I will use RandomForestClassifier for the first model as tree-based models are a solid choice for data including outliers.

In [None]:
from sklearn.ensemble import RandomForestClassifier
from sklearn.model_selection import RandomizedSearchCV

model_1 = RandomForestClassifier(random_state=0)# Initiate the model

X_train = final_data
y_train = data_train["target"]

I will use the RandomSearchCV method to find the best parameter in the given possibilities. I don't use grid search because the dataset is quite large and trying every possibility would not be optimal. Randomized search does a similar thing with the grid search but doesn't try every combination, rather it tries random combinations.

In [None]:

# Define the parameter grid for RandomizedSearchCV
param_distributions = {
    'n_estimators': [50, 100, 200, 300],  # Number of trees in the forest
    'max_depth': [None, 10, 20, 30, 50],  # Maximum depth of the tree
    'min_samples_split': [2, 5, 10],      # Minimum samples to split an internal node
    'min_samples_leaf': [1, 2, 4],        # Minimum samples at a leaf node
    'bootstrap': [True, False]            # Whether bootstrap samples are used
}

# Set up RandomizedSearchCV
random_search = RandomizedSearchCV(
    estimator=model_1,
    param_distributions=param_distributions,
    n_iter=10,           # Number of random combinations to try
    cv=5,                # 5-fold cross-validation
    scoring='accuracy',  # Use accuracy as the scoring metric
    n_jobs=-1,           # Use all processors
    random_state=0,      
)

# Fit the model to find the best parameters
random_search.fit(X_train, y_train)

# Drop the 'id' column from the test dataset
data_test_ids = data_test['id']  # Store the 'id' column separately before dropping it
data_test = data_test.drop(columns=["id"])  # Drop the 'id' column first

# Standardize the features in the test dataset
scaled_features_test = scaler.transform(data_test)  # Using the same scaler fitted on training data
scaled_data_test = pd.DataFrame(scaled_features_test, columns=["feature_05","feature_20","feature_08","feature_01"])

# Drop the same columns as done for the training dataset
final_test_data = scaled_data_test.drop(columns=high_vif_values)


best_rf = random_search.best_estimator_
y_pred_1 = best_rf.predict(final_test_data)
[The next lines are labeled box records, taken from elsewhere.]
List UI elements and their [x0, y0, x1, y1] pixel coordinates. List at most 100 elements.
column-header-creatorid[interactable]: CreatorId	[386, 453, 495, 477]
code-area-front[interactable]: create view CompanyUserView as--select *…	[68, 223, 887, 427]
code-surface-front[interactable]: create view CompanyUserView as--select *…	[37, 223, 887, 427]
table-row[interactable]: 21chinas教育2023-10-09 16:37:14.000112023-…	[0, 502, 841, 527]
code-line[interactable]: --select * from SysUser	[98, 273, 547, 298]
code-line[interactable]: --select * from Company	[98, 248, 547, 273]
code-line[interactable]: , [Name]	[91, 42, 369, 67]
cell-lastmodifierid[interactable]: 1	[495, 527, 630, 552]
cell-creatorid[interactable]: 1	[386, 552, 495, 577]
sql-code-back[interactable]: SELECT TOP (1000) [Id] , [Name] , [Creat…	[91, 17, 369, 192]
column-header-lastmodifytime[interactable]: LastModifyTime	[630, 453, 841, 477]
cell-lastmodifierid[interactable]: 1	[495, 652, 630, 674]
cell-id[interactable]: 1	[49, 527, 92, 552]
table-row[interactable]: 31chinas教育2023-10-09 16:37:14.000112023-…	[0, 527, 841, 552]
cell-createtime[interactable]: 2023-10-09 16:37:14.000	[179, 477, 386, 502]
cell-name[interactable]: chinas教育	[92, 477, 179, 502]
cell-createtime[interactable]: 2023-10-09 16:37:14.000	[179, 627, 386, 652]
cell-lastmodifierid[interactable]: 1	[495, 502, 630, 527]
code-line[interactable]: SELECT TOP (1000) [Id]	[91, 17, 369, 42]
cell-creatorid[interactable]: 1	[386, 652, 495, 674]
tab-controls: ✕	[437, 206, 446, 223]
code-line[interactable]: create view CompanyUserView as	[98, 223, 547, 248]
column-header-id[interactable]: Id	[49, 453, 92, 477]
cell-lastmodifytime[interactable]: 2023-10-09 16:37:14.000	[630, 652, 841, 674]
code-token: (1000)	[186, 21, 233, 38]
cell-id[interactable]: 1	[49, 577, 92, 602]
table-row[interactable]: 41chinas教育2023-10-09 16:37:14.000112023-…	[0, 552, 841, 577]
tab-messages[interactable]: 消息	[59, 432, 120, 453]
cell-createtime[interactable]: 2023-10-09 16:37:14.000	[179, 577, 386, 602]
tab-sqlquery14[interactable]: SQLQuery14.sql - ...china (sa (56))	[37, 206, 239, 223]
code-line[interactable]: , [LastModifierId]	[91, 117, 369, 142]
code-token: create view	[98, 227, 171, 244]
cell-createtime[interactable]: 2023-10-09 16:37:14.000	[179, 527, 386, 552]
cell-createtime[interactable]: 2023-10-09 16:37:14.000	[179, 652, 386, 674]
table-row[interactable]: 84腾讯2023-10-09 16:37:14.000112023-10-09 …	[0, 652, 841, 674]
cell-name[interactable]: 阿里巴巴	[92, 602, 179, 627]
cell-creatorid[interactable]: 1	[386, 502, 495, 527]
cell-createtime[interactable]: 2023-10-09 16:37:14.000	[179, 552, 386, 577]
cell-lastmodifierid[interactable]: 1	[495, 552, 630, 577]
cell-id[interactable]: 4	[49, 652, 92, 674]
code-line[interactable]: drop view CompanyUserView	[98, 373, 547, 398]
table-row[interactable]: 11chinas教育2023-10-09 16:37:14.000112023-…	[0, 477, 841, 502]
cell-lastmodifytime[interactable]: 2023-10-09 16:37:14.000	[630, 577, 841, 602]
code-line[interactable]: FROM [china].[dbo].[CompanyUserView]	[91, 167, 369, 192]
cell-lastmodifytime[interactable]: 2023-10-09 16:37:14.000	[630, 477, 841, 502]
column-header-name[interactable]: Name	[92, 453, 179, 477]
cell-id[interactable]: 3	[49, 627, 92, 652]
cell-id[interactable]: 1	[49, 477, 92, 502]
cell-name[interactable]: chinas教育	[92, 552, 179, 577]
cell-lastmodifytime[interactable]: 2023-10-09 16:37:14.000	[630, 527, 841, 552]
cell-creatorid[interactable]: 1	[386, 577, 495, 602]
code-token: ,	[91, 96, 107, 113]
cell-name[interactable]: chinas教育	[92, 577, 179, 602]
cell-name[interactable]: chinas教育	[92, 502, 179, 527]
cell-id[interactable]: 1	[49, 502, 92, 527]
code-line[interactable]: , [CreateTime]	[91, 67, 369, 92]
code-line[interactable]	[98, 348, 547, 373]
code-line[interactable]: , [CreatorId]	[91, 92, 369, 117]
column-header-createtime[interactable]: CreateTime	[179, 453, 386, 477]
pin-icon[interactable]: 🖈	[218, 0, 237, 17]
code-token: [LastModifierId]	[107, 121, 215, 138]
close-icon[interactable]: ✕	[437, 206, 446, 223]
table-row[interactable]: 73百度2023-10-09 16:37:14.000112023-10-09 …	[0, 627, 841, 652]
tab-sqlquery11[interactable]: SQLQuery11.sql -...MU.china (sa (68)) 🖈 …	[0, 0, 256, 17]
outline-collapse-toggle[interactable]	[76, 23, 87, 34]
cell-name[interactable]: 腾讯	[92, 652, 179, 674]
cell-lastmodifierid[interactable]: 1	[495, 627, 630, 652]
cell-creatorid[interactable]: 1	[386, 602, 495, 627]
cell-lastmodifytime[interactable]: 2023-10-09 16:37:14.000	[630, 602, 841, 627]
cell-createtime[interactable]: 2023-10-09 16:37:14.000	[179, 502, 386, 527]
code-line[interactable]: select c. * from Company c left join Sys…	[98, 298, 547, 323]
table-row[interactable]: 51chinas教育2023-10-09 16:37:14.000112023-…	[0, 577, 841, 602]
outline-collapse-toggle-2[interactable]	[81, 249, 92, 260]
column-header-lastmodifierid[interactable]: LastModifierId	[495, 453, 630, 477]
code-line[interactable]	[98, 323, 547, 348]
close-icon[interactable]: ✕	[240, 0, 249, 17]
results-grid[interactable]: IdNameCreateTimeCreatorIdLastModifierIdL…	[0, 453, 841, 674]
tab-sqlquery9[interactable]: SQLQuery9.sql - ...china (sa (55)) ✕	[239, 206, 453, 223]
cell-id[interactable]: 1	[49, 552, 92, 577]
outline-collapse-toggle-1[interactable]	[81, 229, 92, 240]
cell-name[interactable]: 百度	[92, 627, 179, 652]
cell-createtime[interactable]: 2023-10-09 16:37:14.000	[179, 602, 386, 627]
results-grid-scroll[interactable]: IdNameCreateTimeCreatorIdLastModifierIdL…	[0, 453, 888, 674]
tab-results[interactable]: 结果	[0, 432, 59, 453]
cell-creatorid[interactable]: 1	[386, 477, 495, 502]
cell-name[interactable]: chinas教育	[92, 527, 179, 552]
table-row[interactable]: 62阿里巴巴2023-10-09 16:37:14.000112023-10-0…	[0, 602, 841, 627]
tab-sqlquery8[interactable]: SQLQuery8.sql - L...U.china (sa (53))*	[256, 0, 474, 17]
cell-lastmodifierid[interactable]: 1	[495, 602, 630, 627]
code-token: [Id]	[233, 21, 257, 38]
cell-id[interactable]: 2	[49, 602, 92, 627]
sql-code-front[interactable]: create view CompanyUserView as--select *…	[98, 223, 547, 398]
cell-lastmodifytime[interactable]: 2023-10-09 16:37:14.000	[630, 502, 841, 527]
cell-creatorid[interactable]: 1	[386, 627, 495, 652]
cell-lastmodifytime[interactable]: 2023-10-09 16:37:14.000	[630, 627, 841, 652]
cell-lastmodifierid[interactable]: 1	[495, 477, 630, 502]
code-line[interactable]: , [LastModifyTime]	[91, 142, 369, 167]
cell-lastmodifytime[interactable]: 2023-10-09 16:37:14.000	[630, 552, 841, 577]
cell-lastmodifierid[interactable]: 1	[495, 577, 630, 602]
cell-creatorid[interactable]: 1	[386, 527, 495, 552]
# Create the submission DataFrame
submission = pd.DataFrame({
    'id': data_test_ids,  # Use the stored 'id' values
    'yield': y_pred_1
})

# Save the submission file
submission.to_csv('submission1.csv', index=False)
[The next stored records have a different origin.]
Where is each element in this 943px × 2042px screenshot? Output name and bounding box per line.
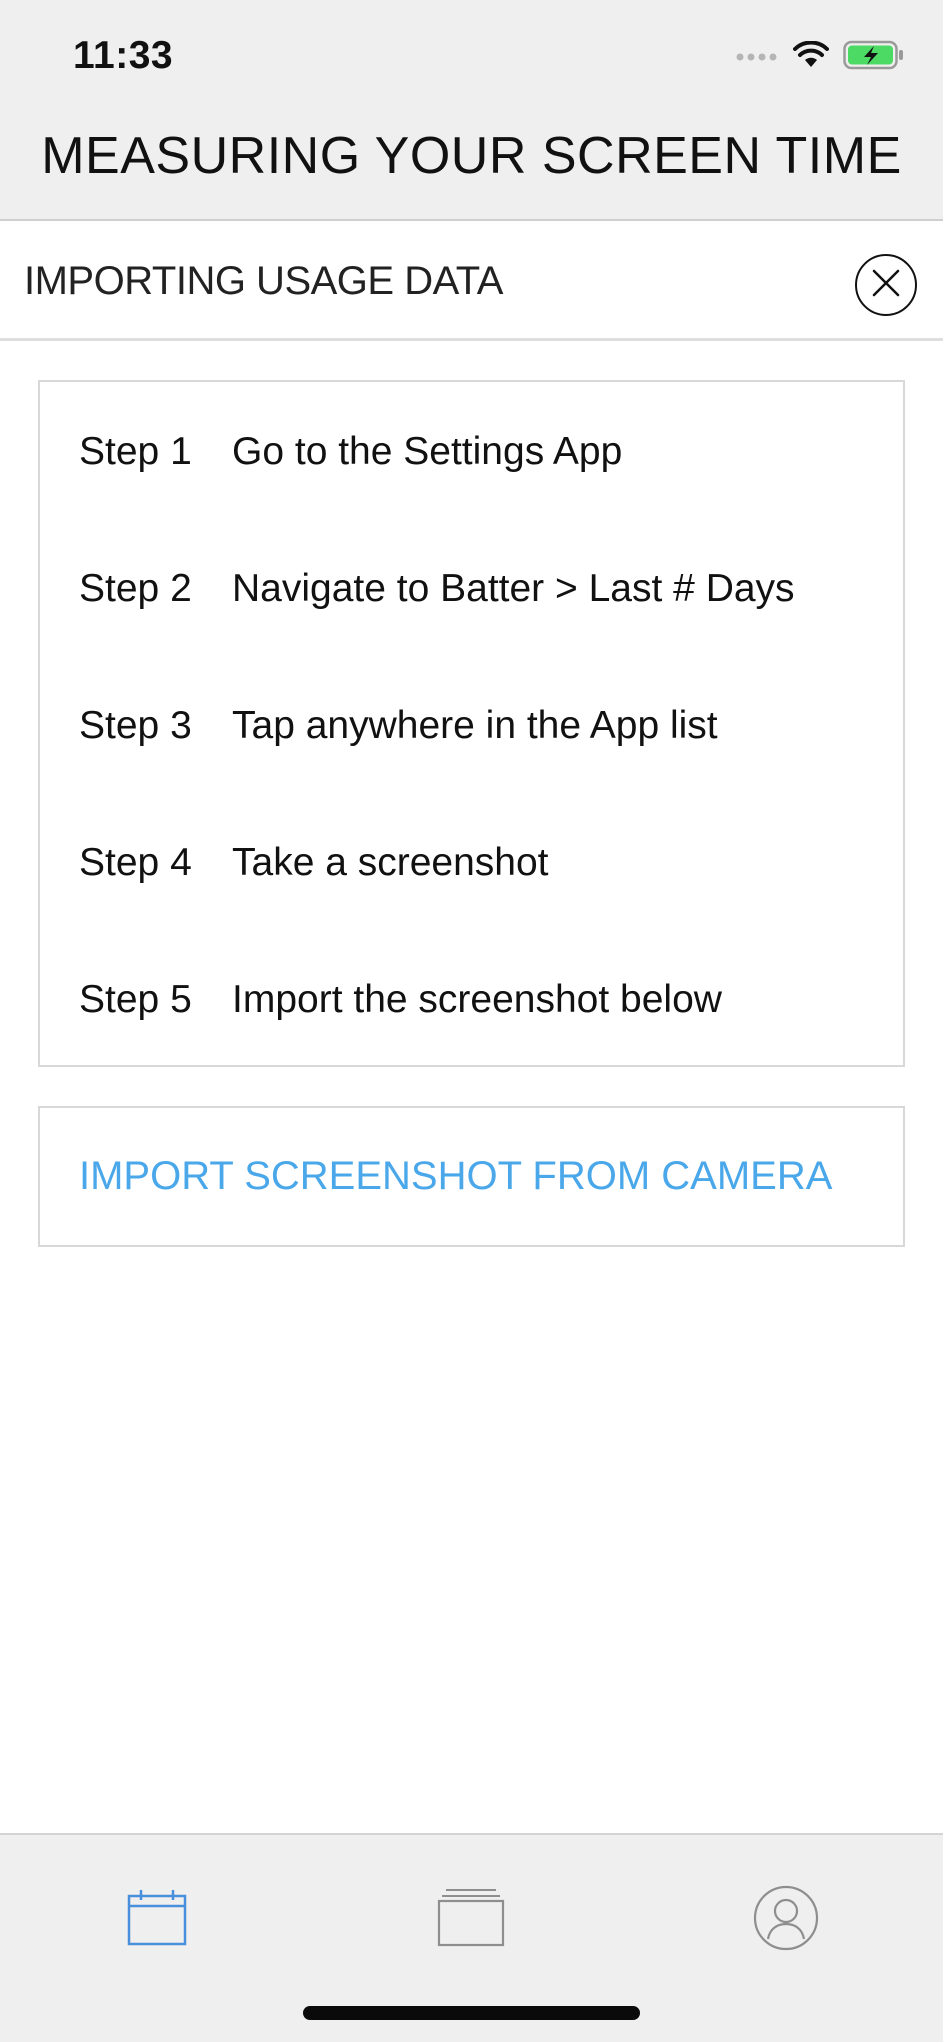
step-label: Step 4 bbox=[79, 841, 192, 884]
step-row: Step 3 Tap anywhere in the App list bbox=[79, 696, 718, 756]
step-row: Step 2 Navigate to Batter > Last # Days bbox=[79, 559, 795, 619]
signal-icon bbox=[735, 48, 779, 67]
wifi-icon bbox=[793, 40, 829, 74]
tab-calendar[interactable] bbox=[112, 1875, 202, 1965]
import-screenshot-label: IMPORT SCREENSHOT FROM CAMERA bbox=[79, 1154, 833, 1198]
calendar-icon bbox=[126, 1888, 188, 1953]
page-title: MEASURING YOUR SCREEN TIME bbox=[41, 127, 902, 185]
step-label: Step 2 bbox=[79, 567, 192, 610]
profile-icon bbox=[752, 1884, 820, 1957]
section-title: IMPORTING USAGE DATA bbox=[24, 259, 503, 303]
close-button[interactable] bbox=[855, 254, 917, 316]
battery-charging-icon bbox=[843, 40, 905, 75]
status-icons bbox=[735, 40, 905, 75]
import-screenshot-button[interactable]: IMPORT SCREENSHOT FROM CAMERA bbox=[38, 1106, 905, 1247]
status-time: 11:33 bbox=[73, 34, 174, 77]
section-header: IMPORTING USAGE DATA bbox=[0, 221, 943, 341]
step-label: Step 1 bbox=[79, 430, 192, 473]
step-text: Go to the Settings App bbox=[232, 430, 623, 473]
tab-stack[interactable] bbox=[426, 1875, 516, 1965]
steps-card: Step 1 Go to the Settings App Step 2 Nav… bbox=[38, 380, 905, 1067]
top-bar: 11:33 MEASURING YOUR SCREEN TIME bbox=[0, 0, 943, 221]
stack-icon bbox=[436, 1887, 506, 1954]
step-text: Navigate to Batter > Last # Days bbox=[232, 567, 795, 610]
step-row: Step 1 Go to the Settings App bbox=[79, 422, 622, 482]
step-text: Tap anywhere in the App list bbox=[232, 704, 718, 747]
close-icon bbox=[869, 266, 903, 305]
step-label: Step 5 bbox=[79, 978, 192, 1021]
home-indicator bbox=[303, 2006, 640, 2020]
step-label: Step 3 bbox=[79, 704, 192, 747]
tab-profile[interactable] bbox=[741, 1875, 831, 1965]
step-row: Step 4 Take a screenshot bbox=[79, 833, 549, 893]
step-text: Take a screenshot bbox=[232, 841, 549, 884]
step-row: Step 5 Import the screenshot below bbox=[79, 970, 722, 1030]
step-text: Import the screenshot below bbox=[232, 978, 722, 1021]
print("Submission file created: submission1.csv")

I would use the something like XGBoost classifier for the second model but I won't do that now. Because all the remaining features have a Gaussian distribution and I won't miss the opportunity to use the Gaussian Naive Bayes (GNB) classifier. GNB classifier assumes that the distribution of all features is Gaussian and all features are conditionally independent. The second assumption doesn't fit our case completely but given that I removed some of the correlated features and the features weren't that much correlated at the beginning, I think that assumption wouldn't hurt.

In [None]:
from sklearn.naive_bayes import GaussianNB

# Initialize Gaussian Naive Bayes
gnb = GaussianNB()

# Train the model
gnb.fit(X_train, y_train)

# Make predictions
y_pred_2 = gnb.predict(final_test_data)


# Create the submission DataFrame
submission = pd.DataFrame({
    'id': data_test_ids,
    'target': y_pred_2
})

# Save the submission file
submission.to_csv('submission2.csv', index=False)

print("Submission file created: submission2.csv")
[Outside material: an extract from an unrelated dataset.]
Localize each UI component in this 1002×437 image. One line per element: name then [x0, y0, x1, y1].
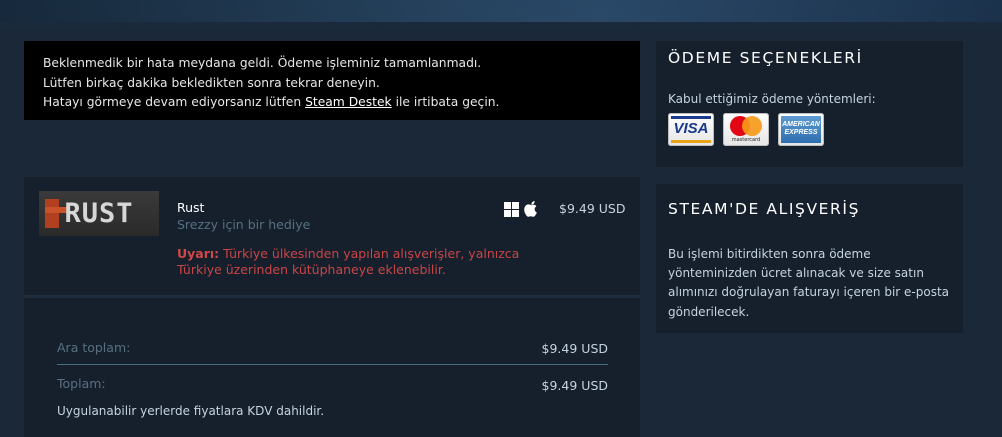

Since GNB classifier is a simple model, it doesn't require custom parameters as other models do. So just initializing and using it is sufficient.

# Conclusion

The accuracy score for the RandomForestClassifier is 86%, while for the Gaussian Naive Bayes (GNB), it is 66%. This likely indicates that the independence assumption of the GNB does not align well with our data. However, GNB is significantly more computationally efficient than the RandomForestClassifier. Therefore, in scenarios where computational efficiency is a priority and high accuracy is not critical, GNB might still be a feasible choice.